Even more important than the actual answer is the agreement. In the early 50s, social psychologist Solomon Asch demonstrated that many of his college-age subjects would give a clearly wrong answer to a perception test if everyone else in the room answered wrong — even with very real information, participants would conform to the group rather than diverge. Sixty years later, even though your entire life can now be personalized from your morning coffee to your Google ads to the exact color of your license plate, that drive to be in step with those around you hasn’t changed. While personalization has encouraged more diversity and personal expression than the 50’s, seeing so many people passionately disagree about something so basic as color makes you wonder about their sanity, or yours.

Luckily, social media lets us avoid this philosophical vertigo by curating our own consensus groups. Rather than being isolated by our deviation from the norm,with a little bit of work we can find people to agree with us, even in our most outlandish flights of fancy. You don’t have to accept that everyone around you sees gold; you can text your mom, ask your timeline, and throw it up on your wall. Someone somewhere will see what you see and commiserate with you over the utter wrongness of your nearest and dearest. Conformity is now hand-picked. You can find the people who support your version of reality, and use them to battle the people who don’t. You don’t have to wonder whether you are right or wrong; you just have to find the people or the evidence that agrees with you.

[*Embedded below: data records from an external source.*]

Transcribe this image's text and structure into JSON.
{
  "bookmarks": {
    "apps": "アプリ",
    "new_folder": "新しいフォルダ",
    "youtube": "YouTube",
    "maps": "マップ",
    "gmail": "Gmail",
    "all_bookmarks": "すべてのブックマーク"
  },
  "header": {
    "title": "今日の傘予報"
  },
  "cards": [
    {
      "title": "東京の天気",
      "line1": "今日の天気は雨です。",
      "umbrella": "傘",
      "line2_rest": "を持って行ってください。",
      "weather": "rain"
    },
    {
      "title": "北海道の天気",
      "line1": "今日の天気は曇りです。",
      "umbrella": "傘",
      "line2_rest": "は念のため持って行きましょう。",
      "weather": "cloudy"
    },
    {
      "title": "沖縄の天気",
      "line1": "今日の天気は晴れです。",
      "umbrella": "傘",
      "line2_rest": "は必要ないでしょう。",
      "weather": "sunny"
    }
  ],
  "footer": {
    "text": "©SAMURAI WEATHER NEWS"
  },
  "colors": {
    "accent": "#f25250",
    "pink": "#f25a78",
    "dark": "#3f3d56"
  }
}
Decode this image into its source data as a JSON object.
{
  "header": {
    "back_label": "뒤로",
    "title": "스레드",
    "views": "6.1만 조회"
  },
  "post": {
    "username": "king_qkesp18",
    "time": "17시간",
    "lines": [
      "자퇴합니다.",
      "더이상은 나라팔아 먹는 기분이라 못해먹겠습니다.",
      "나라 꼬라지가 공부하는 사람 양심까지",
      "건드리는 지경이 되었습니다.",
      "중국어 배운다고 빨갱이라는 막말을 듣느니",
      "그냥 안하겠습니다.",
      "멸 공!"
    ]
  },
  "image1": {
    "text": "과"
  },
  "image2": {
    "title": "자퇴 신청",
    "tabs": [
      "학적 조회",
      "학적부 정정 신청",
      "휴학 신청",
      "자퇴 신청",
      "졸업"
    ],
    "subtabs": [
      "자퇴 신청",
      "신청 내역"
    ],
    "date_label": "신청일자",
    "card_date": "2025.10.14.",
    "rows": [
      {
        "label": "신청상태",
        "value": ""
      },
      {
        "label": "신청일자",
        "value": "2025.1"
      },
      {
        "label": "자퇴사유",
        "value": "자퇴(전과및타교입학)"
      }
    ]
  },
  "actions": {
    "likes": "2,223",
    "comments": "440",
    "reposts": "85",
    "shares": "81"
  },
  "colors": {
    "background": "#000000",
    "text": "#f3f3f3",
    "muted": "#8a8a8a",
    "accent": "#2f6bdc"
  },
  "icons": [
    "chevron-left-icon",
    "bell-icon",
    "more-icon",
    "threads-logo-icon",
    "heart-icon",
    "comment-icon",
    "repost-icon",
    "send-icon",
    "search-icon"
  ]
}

This access to affirmation and dissent can be disconcerting; many people who saw the dress expressed dismay at not seeing what those around them saw. We believe that with all of our access to information, concrete evidence will appear that we are right and the people who don’t agree with us are just wrong. People have always expected vindication; in the age of the internet, we expect it quickly. We assume that someone will immediately step up and discover is the fix.

Except there is no fix needed. Taylor Swift needn’t be frightened or confused. Dressgate is just a new piece of evidence in our classic modes of interaction and connection. Having our perceptions verified and affirmed — or argued — is a necessary part of our need to interact, and unlike politics, race, or gender, the ramifications of a cocktail dress aren’t that high-stakes. Battle Dress let us play out fundamental issues of epistemology and conformity in a sort of puppet battle, and that can be comforting and cathartic. In a world where disagreements span the globe in minutes with the force of a sonic boom around issues often concerned with actual life and death arguing passionately about a dress is a nice break we aren’t often afforded. We can develop our arguments and research with out finding out that our important beliefs are irreconcilably different from our loved ones. We can flail and exclaim, make Vines and illustrations, shout about how everyone else is wrong, and know that at the end of it, no one will get hurt. We actually saw different things, and we just want to know that our friends agree with us — and we like the exercise of working it out around a topic of relative safety.

The question is really “how do we create reality in collaboration with the people around us?” — not “what color is the dress?” The latter has a simple answer: It’s blue. But every now and again, it’s nice to talk about serious questions through a topic that’s anything but.